Ahora, ¿cómo se relaciona esto con nuestra independencia en el siglo XIX? La respuesta resulta sencilla. Como se sabe, los jesuitas estuvieron en América hasta 1767 cuando fueron expulsados, entre otras causas, por estas doctrinas que resultaban peligrosas para España, pues implicaban un debilitamiento de la monarquía. De tal manera que muchos de los próceres de la independencia se educaron con esas doctrinas, desde México hasta Colombia. En el Virreinato de la Nueva Granada, de hecho, Nariño conocía esas doctrinas políticas españolas y las usó en sus alegatos de defensa en el juicio que se le hizo por la traducción de los derechos del hombre y del ciudadano de 1789. Para él, en estricto sentido, lo que decía Rousseau sobre la voluntad general y la soberanía popular, ya se encontraba en el pensamiento que los jesuitas habían divulgado en América con el permiso de España, razón por la cual su traducción de los derechos del hombre no era un acto sedicioso contra España, pues no estaba introduciendo nada nuevo.

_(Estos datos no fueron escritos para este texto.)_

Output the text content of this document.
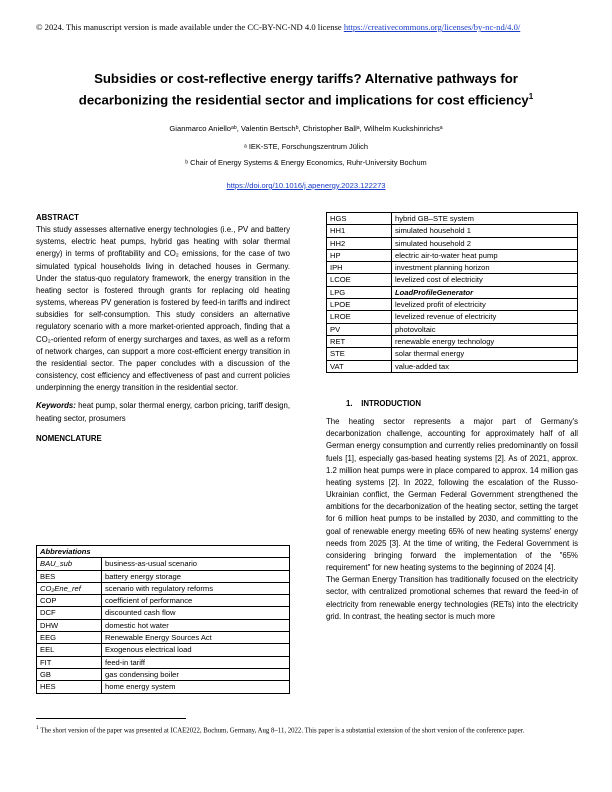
© 2024. This manuscript version is made available under the CC-BY-NC-ND 4.0 license https://creativecommons.org/licenses/by-nc-nd/4.0/
Subsidies or cost-reflective energy tariffs? Alternative pathways for decarbonizing the residential sector and implications for cost efficiency$^1$
Gianmarco Anielloᵃᵇ, Valentin Bertschᵇ, Christopher Ballᵃ, Wilhelm Kuckshinrichsᵃ
ᵃ IEK-STE, Forschungszentrum Jülich
ᵇ Chair of Energy Systems & Energy Economics, Ruhr-University Bochum
https://doi.org/10.1016/j.apenergy.2023.122273
ABSTRACT

This study assesses alternative energy technologies (i.e., PV and battery systems, electric heat pumps, hybrid gas heating with solar thermal energy) in terms of profitability and CO₂ emissions, for the case of two simulated typical households living in detached houses in Germany. Under the status-quo regulatory framework, the energy transition in the heating sector is fostered through grants for replacing old heating systems, whereas PV generation is fostered by feed-in tariffs and indirect subsidies for self-consumption. This study considers an alternative regulatory scenario with a more market-oriented approach, finding that a CO₂-oriented reform of energy surcharges and taxes, as well as a reform of network charges, can support a more cost-efficient energy transition in the residential sector. The paper concludes with a discussion of the consistency, cost efficiency and effectiveness of past and current policies underpinning the energy transition in the residential sector.

Keywords: heat pump, solar thermal energy, carbon pricing, tariff design, heating sector, prosumers

NOMENCLATURE
Abbreviations	
BAU_sub	business-as-usual scenario
BES	battery energy storage
CO₂Ene_ref	scenario with regulatory reforms
COP	coefficient of performance
DCF	discounted cash flow
DHW	domestic hot water
EEG	Renewable Energy Sources Act
EEL	Exogenous electrical load
FIT	feed-in tariff
GB	gas condensing boiler
HES	home energy system
HGS	hybrid GB–STE system
HH1	simulated household 1
HH2	simulated household 2
HP	electric air-to-water heat pump
IPH	investment planning horizon
LCOE	levelized cost of electricity
LPG	LoadProfileGenerator
LPOE	levelized profit of electricity
LROE	levelized revenue of electricity
PV	photovoltaic
RET	renewable energy technology
STE	solar thermal energy
VAT	value-added tax
1. INTRODUCTION

The heating sector represents a major part of Germany's decarbonization challenge, accounting for approximately half of all German energy consumption and currently relies predominantly on fossil fuels [1], especially gas-based heating systems [2]. As of 2021, approx. 1.2 million heat pumps were in place compared to approx. 14 million gas heating systems [2]. In 2022, following the escalation of the Russo-Ukrainian conflict, the German Federal Government strengthened the ambitions for the decarbonization of the heating sector, setting the target for 6 million heat pumps to be installed by 2030, and committing to the goal of renewable energy meeting 65% of new heating systems' energy needs from 2025 [3]. At the time of writing, the Federal Government is considering bringing forward the implementation of the "65% requirement" for new heating systems to the beginning of 2024 [4].

The German Energy Transition has traditionally focused on the electricity sector, with centralized promotional schemes that reward the feed-in of electricity from renewable energy technologies (RETs) into the electricity grid. In contrast, the heating sector is much more

$^1$ The short version of the paper was presented at ICAE2022, Bochum, Germany, Aug 8–11, 2022. This paper is a substantial extension of the short version of the conference paper.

Por eso tras la captura del rey Fernando VII durante la invasión de Pepe Botella (hermano de Napoleón) a España, en 1808, el pacto que las colonias americanas tenían con la península se entendía disuelto, roto. Y si la soberanía ya no estaba en cabeza del rey, ésta, según la doctrina de Suarez, debía regresar al pueblo, a las colonias. Así que, a partir de 1809, como se hizo en Ecuador, y en las declaraciones de independencia de 1810, tales como la nuestra, la mexicana y la argentina, no sólo se tenía en mente la independencia de Estados Unidos frente a Inglaterra, o la flagrante Revolución francesa de 1789, sino que además, se contaban con una justificación en el propio pensamiento español del cual habían bebido los criollos. Por eso dice Enrique Dussel: “Esta teoría del derecho servirá de justificación teórico-política a las comunidades de criollos y mestizos emancipadores latinoamericanos en torno a 1810, para- tras la captura del rey en España- recuperar el ejercicio del poder de la comunidad”. De ahí se pasó, primero, a la idea de un autogobierno de las colonias; después, a la idea más radical de la ruptura definitiva con España.
De tal manera que cuando pensemos en las fuentes ideológicas de nuestra emancipación, no sólo debemos tener presente las ideas liberales y republicanas europeas o norteamericanas, sino a la mismísima escolástica española que alimentó las ideas de revolución en las cabezas de nuestros americanos.